Reduced water flowing from Georgia and Alabama in the Apalachicola River in Florida could have wider effects than have been traditionally studied, according to Florida State University researchers.

Alabama, Florida and Georgia have been fighting in federal court over water from the river system since 1990. Alabama and Georgia want water for cities, farms and recreation on upstream reservoirs while Florida for fish and wildlife in the Apalachicola River and the seafood industry at Apalachicola Bay.

The FSU researchers found that low flows in the river coincided with reduced concentrations of microscopic plant-like organisms — called phytoplankton — in an area extending 125 miles offshore into the Gulf of Mexico, said Steven Morey, a research scientist at FSU’s Center for Ocean-Atmospheric Prediction Studies. FSU announced the publication of the study in a news release today.

Scientists suspect that annual changes in phytoplankton, the base of the marine food chain, can affect the availabilty of food for young fish along the continental shelf. They include reef fish such as grouper that spawn on the outer shelf edge and use areas closer to shore for nursery habitat.

“We expanded our understanding of the area of significant influence of the river,” Morey said. “Most of the (research) work in the past was within the bay or river itself. Now we have expanded the horizon we need to be concerned about to offshore habitat hundreds of kilometers offshore.”

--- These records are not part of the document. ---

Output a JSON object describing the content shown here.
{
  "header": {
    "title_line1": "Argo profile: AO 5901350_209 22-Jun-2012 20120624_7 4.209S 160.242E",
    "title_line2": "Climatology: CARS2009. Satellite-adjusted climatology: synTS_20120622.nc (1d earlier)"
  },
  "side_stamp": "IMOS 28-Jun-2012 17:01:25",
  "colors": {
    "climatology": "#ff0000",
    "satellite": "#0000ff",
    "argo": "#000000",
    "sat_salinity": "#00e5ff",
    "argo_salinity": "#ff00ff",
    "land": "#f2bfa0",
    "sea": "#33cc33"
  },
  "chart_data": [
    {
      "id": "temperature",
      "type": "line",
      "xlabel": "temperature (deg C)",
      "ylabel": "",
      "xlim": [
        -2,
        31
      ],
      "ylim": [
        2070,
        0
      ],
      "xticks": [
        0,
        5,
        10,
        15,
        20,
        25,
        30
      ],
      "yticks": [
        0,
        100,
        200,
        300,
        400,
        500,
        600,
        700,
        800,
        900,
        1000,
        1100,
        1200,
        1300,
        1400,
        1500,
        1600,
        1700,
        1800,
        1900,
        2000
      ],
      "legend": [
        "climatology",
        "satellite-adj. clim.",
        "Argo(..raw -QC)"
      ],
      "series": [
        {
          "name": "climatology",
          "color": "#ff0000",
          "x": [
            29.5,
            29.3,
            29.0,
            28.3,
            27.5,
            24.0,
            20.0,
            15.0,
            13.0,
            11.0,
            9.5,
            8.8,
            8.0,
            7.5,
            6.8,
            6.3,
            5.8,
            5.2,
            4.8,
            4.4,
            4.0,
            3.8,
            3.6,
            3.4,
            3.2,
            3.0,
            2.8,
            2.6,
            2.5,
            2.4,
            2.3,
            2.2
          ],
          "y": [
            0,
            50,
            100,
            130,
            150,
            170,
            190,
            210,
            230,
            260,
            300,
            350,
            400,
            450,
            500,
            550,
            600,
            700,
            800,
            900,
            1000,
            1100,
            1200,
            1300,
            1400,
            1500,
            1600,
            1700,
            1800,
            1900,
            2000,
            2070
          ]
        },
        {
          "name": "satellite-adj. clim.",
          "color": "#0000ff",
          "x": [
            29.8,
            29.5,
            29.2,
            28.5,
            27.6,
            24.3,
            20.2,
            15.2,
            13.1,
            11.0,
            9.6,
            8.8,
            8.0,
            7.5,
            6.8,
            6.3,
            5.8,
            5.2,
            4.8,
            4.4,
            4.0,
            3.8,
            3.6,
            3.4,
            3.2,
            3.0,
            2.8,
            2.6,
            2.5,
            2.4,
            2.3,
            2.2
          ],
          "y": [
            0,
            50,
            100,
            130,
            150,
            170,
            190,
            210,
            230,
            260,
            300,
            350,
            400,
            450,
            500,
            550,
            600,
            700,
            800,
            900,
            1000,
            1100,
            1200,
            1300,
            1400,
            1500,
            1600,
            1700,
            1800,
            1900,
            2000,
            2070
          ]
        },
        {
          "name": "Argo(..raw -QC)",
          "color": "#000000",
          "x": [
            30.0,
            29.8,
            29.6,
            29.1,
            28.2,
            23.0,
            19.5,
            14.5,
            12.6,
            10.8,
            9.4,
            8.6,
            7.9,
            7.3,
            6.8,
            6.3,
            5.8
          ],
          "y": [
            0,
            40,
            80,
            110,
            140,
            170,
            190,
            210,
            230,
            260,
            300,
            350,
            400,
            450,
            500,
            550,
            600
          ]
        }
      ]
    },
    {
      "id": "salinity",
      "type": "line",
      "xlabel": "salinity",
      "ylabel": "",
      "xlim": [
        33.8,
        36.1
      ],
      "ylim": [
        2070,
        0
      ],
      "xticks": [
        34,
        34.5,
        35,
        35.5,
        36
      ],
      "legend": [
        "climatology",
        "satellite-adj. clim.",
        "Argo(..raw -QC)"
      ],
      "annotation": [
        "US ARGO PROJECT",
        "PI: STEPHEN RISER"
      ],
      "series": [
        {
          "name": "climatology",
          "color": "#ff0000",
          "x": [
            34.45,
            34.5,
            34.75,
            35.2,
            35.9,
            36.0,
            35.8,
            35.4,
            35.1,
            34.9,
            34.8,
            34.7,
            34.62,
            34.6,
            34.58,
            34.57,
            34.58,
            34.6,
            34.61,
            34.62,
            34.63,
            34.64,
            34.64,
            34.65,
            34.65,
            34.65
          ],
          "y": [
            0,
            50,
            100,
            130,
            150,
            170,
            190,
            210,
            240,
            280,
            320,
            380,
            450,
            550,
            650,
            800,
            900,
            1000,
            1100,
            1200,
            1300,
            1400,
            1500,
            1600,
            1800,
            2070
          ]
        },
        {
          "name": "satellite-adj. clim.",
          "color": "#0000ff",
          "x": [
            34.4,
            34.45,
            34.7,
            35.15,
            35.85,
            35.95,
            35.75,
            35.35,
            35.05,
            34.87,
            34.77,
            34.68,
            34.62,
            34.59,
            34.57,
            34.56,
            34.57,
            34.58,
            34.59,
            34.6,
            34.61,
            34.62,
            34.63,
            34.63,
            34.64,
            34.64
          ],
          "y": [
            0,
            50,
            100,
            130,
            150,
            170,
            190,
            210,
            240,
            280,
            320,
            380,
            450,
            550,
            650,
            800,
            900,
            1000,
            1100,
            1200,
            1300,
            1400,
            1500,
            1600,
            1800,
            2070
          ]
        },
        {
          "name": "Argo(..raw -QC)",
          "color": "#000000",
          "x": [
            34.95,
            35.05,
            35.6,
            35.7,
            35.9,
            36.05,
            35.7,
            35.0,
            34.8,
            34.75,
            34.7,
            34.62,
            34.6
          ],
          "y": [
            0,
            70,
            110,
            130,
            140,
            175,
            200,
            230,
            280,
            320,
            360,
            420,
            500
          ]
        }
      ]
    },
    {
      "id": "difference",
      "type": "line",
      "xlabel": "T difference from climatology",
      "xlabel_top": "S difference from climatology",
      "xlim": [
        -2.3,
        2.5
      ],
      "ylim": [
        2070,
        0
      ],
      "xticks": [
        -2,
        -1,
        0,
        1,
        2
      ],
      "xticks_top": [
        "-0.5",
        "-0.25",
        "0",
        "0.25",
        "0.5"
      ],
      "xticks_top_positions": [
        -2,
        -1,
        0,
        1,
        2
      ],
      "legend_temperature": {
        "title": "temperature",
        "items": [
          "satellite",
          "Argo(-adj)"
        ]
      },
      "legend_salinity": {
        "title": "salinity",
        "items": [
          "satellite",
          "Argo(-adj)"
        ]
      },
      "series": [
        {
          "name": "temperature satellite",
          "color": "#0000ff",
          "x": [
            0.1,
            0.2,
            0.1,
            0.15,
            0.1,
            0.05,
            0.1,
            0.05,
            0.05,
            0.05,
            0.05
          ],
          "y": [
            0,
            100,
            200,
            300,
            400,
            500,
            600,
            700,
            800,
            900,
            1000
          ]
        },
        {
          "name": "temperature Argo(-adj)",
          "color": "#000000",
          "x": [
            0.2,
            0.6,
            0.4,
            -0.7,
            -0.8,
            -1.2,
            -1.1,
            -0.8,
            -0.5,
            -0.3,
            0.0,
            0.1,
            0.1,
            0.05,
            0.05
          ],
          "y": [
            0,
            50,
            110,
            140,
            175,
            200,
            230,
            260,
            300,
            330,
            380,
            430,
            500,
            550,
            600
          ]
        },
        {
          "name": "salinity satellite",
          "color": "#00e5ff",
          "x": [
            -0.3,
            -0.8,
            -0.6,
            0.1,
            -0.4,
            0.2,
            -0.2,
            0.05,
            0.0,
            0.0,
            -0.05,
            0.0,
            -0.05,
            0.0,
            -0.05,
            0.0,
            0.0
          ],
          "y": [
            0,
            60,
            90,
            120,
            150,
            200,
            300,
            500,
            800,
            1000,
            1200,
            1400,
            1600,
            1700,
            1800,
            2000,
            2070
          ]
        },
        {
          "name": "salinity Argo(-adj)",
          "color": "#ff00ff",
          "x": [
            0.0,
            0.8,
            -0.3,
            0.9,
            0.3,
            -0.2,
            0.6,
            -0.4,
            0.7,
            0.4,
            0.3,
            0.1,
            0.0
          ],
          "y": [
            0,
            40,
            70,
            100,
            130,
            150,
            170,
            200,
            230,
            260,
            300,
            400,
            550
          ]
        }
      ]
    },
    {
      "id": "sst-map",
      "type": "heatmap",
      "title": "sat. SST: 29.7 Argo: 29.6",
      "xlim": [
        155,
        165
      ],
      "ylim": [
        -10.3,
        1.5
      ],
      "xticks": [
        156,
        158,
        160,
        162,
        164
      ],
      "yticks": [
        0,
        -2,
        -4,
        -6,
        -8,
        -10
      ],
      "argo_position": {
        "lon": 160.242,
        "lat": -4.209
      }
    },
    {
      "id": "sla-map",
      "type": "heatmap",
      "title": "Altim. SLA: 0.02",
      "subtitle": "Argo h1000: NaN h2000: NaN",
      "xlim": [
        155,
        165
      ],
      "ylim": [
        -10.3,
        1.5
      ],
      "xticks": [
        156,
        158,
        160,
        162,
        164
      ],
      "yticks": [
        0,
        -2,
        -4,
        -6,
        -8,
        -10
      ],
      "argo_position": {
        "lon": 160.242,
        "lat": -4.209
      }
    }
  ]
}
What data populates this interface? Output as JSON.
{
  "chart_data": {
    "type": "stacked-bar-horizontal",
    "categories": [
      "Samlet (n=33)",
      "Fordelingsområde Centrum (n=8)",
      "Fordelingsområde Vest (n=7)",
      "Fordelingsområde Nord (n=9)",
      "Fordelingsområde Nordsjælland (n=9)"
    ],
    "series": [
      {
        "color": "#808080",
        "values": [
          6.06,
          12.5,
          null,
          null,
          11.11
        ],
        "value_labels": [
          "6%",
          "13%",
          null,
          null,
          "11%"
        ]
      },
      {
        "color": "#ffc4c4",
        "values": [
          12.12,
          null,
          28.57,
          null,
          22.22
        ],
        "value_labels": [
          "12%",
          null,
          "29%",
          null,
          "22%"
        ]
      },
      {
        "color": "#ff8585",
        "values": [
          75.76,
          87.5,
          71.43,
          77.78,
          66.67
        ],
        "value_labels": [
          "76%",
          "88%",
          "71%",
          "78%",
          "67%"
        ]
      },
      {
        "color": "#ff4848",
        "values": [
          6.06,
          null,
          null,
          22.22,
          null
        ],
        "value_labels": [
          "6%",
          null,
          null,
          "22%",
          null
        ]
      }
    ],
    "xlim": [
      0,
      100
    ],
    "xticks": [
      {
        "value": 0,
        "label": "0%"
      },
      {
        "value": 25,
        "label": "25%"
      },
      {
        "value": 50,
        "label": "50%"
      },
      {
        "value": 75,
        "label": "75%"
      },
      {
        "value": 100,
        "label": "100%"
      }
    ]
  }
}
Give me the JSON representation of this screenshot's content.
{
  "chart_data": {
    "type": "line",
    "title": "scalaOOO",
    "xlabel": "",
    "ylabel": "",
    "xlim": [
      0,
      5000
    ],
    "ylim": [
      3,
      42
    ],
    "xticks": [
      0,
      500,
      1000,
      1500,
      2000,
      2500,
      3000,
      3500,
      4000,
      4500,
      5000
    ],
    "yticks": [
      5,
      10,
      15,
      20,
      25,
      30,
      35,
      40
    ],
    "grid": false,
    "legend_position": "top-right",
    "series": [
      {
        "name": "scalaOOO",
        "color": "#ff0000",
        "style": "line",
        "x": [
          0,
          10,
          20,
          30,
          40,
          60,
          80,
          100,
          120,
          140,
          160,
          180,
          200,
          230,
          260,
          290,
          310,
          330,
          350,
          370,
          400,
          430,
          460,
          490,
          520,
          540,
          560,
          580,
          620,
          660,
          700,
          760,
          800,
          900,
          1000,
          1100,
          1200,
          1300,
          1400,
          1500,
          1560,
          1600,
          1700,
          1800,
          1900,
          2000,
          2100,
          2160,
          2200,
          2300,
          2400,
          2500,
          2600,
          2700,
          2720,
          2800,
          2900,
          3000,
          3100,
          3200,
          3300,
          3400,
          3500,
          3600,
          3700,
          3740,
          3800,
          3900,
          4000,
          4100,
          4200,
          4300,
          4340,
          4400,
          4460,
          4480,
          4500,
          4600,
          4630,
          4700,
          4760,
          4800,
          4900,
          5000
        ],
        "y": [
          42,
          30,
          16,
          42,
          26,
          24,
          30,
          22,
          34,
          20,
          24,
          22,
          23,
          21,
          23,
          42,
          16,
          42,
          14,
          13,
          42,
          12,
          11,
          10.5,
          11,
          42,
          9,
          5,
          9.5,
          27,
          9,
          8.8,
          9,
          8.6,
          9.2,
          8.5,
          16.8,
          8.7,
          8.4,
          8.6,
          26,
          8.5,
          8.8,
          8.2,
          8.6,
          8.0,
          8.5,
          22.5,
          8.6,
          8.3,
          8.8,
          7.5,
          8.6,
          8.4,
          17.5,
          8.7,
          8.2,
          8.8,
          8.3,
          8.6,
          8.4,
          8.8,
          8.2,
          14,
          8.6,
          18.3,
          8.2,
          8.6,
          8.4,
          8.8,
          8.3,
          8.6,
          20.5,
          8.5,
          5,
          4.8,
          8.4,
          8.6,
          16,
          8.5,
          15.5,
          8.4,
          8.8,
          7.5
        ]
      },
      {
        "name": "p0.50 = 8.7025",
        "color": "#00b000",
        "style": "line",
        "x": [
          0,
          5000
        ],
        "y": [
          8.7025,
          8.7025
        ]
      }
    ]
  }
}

The political fight over water has subsided somewhat this year because of heavy rains across the southeast. The U.S. Army Corps of Engineers, which operates federal dams on the river, ended drought operations on June 1. Florida Gov. Charlie Crist in May asked Interior Secretary Ken Salazar to lead a study of water needs within the river system.

The FSU researchers examined the seasonal and year-to-year changes in river flow caused by changes in precipitation. They also used satellite data and computer models of ocean circulation to identify a region 125 miles offshore in which changes in ocean color indicated changes in phytoplankton concentrations related to the river flow.

The researchers published their findings in the journal “Continental Shelf Research.”

DISCLOSURE: Editor Bruce Ritchie worked under a contract with FSU that ended May 31. He wrote an article for FSU’s Coastal and Marine Laboratory Web site about grouper research conducted by the lab staff. The Marine Lab did not participate in the research featured in this article.